Harrison v. Ward

This is a suit instituted by appellee against appellant for $250. Appellant filed a plea of privilege to be sued in Hall county, Tex., the place of his residence. The court heard facts under the plea, and held that the suit was properly brought in Nueces county. There is no statement of facts, and the findings of fact of the county judge must be taken as correct.

The judge found that appellant was in Corpus Christi, Nueces county, at the time he was served with citation on August 5, 1920, temporarily engaged in buying and selling cotton, the cotton season in that county beginning in July and ending in November; that appellant for several years had engaged in buying and selling cotton in Nueces county, and that this was his chief occupation, and that for a short time in 1919, and for some years prior thereto, appellant had his family with him in Corpus Christi, and for a short time in 1919 his children attended the public schools in that city, but have not since that time. The court further found that appellant was never actually a resident of Nueces county, but owned and maintained a home, business property, and cotton gin in the town of Memphis, Hall county, Tex., where with his wife and family he passed the greater part of the time, and so resided when sued and when he filed his plea of privilege.

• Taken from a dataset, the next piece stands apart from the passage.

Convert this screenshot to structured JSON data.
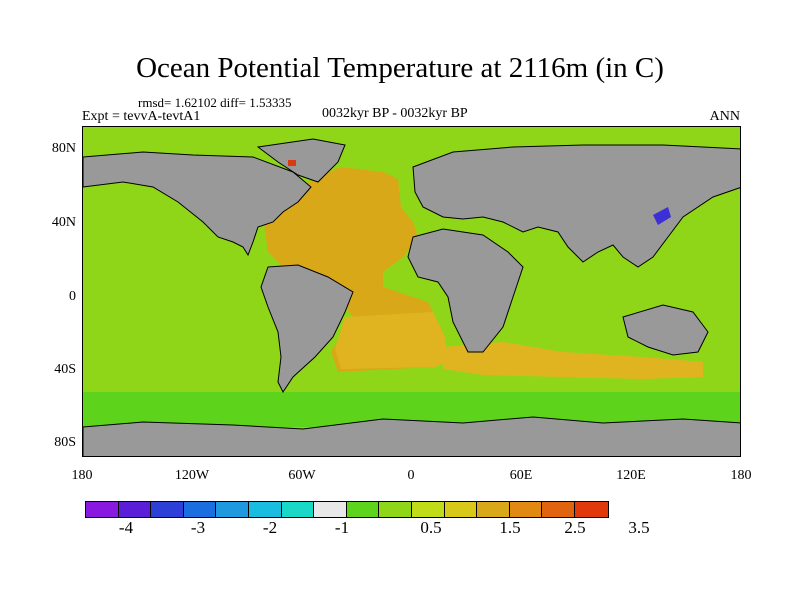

We do not think that the facts show that appellant had two residences, one in Hall and the other in Nueces county. In each of the cases cited by appellee there was a residence in two places. In this case it does not appear that appellant had his wife and children with him in Nueces county after 1919. He was not shown to own any property of any description in Nueces county, but, on the other hand, the court found that appellant was never in the county named except to buy and sell cotton, but had a home and business property in Hall county "where he lived and kept his wife and family the greater part of the time."

In the cited case of Brown v. Boulden, 18 Tex. 431, the evidence showed that Boulden had gone from Colorado county to Gonzales county to prepare for moving to that county, *Page 446 and citation was issued and served in that county. The court said:

"The defendant manifestly had not effected an actual and complete change of residence at the time of instituting the suit. He had not removed his family and effects; nor does it appear that he had completed his preparations for such removal."

The court held that Boulden had no domicile in Gonzales county. In the case of Crawford v. Carothers, 66 Tex. 200. 18 S.W. 500, it was held merely that a man might have residences in two counties.

In the case of Pearson v. West, 97 Tex. 238, 77 S.W. 944, West had two homes, one in Live Oak county and another in Bexar county, living in one of them a part of the time and in the other the remaining time. The court held that he could be sued in either county. The same state of facts existed in the case of Littlefield v. Clayton (Tex.Civ.App.) 194 S.W. 194, and the court held:

"If a man have several different places at which he and his family established themselves as in a home, and live during certain seasons of the year, he may acquire a residence at each of such places."

See, also, Funk v. Walker (Tex.Civ.App.) 241 S.W. 720.

The facts found by the court show that appellant had his home in Hall county, and that he was merely temporarily in Nueces county. His family were not with him, and the findings indicate that they had not been with him in Nueces county since 1919. The decisions cited are not broad enough to give appellant a residence in Nueces county.

The judgment is reversed and cause remanded, with instructions to the county court to change the venue to Hall county.